How to Connect an Azure Synapse Analytics Workspace / Azure Data Factory to an Azure Data Lake Storage Gen 2 (Cross-Tenant and with Activated Firewall)

Nolock
10 min readAug 16, 2021

--

Lucky you if you work for a company which has just one tenant. Then, if you have a storage account with an activated firewall, you can connect to it from all ADFs, Synapse Analytics Workspaces, and so on across subscriptions with ease. Everything works together like a charm. But it becomes a challenge if you have more than one tenant. On the following lines I will describe how I have connected an Azure Synapse Analytics Workspace in one tenant to a storage account in another tenant. The same also works with Azure Data Factory and a storage account.

Let’s visualize what we want to configure.

We have two tenants: black and blue. There are also two resource groups rg-tenant-black and rg-tenant-blue. The goal is to connect an Azure Synapse Analytics Workspace in the blue tenant to a container in a storage account in the black tenant. We will start with a shared key for authentication and authorization, then we replace the shared key with a Service Principal.
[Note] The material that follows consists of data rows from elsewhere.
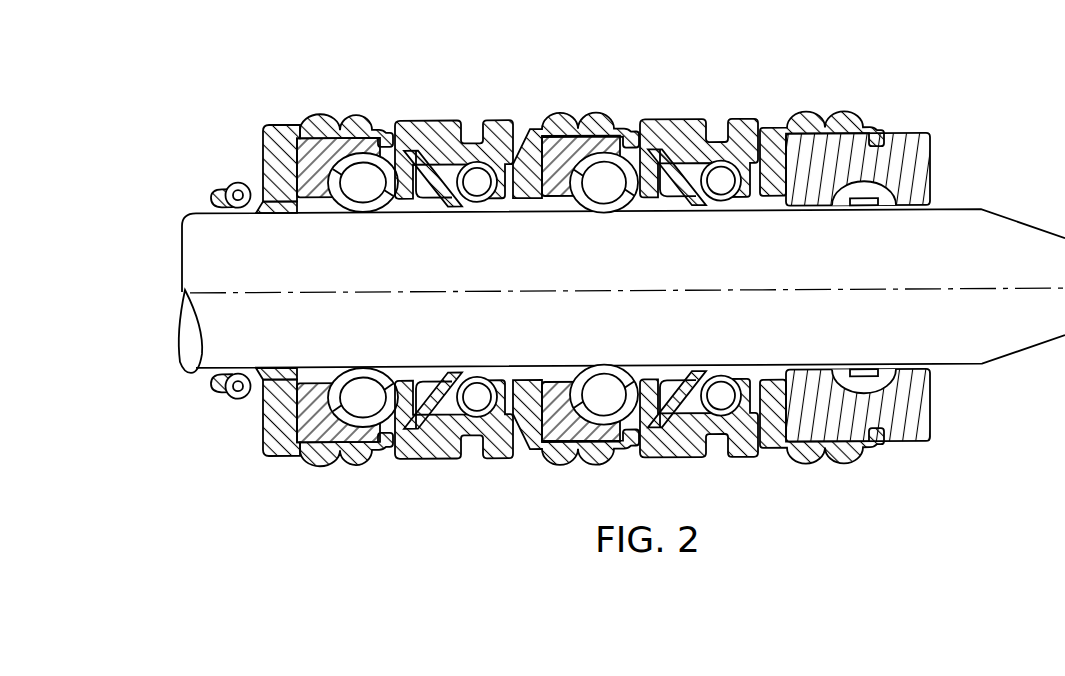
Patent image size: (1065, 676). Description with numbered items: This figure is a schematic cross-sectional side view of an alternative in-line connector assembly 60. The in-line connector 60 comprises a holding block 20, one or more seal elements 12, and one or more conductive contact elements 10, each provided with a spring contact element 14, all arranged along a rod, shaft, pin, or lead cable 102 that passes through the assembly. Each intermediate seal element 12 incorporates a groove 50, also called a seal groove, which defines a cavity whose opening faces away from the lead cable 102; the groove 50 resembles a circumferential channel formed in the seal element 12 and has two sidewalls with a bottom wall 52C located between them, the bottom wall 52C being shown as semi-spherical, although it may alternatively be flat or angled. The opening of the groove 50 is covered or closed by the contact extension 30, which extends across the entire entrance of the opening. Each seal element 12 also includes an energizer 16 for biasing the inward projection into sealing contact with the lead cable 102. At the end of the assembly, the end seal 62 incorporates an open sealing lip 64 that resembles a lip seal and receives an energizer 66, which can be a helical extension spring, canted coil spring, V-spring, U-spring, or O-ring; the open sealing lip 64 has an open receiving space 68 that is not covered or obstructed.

The in-line connector assembly 60 is at (192, 80).
The end seal 62 is at (281, 122).
The open sealing lip 64 is at (263, 212).
The energizer 66 is at (222, 183).
The open receiving space 68 is at (251, 178).
The conductive contact element 10 is at (413, 114).
The contact extension 30 is at (457, 125).
The seal element 12 is at (557, 112).
The spring contact element 14 is at (621, 212).
The energizer 16 is at (479, 212).
The groove 50 is at (742, 212).
The bottom wall 52C is at (483, 376).
The holding block 20 is at (903, 127).
The lead cable 102 is at (966, 229).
In the end of the article, we will activate a firewall on the storage account and configure a managed private endpoint on the storage account.

What we have

Storage account

I have provisioned a storage account with a hierarchical namespace, the so called Azure Data Lake Storage Gen 2, in the black tenant. (All screenshots have either black or blue header to distinguish in which tenant we are.)

Azure Synapse Analytics

In the blue tenant, there is a Synapse Analytics Workspace called syn-tenant-blue. On the screenshot, you see the blue header -> we are in the blue tenant.

Shared key, no firewall

Let’s start with the simplest case. We want to provide an access to a storage account from an Azure Synapse Analytics Workspace.

We click on the button Data, then on the tab Linked, and last on the plus sign. The following menu opens.

We select Connect to external data and choose Azure Data Lake Storage Gen 2.

A new mask opens on the right-hand side. Here we can configure a new linked service.

Let’s start with filling out the form. We need a name for the new linked service. If you like, you can also add a description.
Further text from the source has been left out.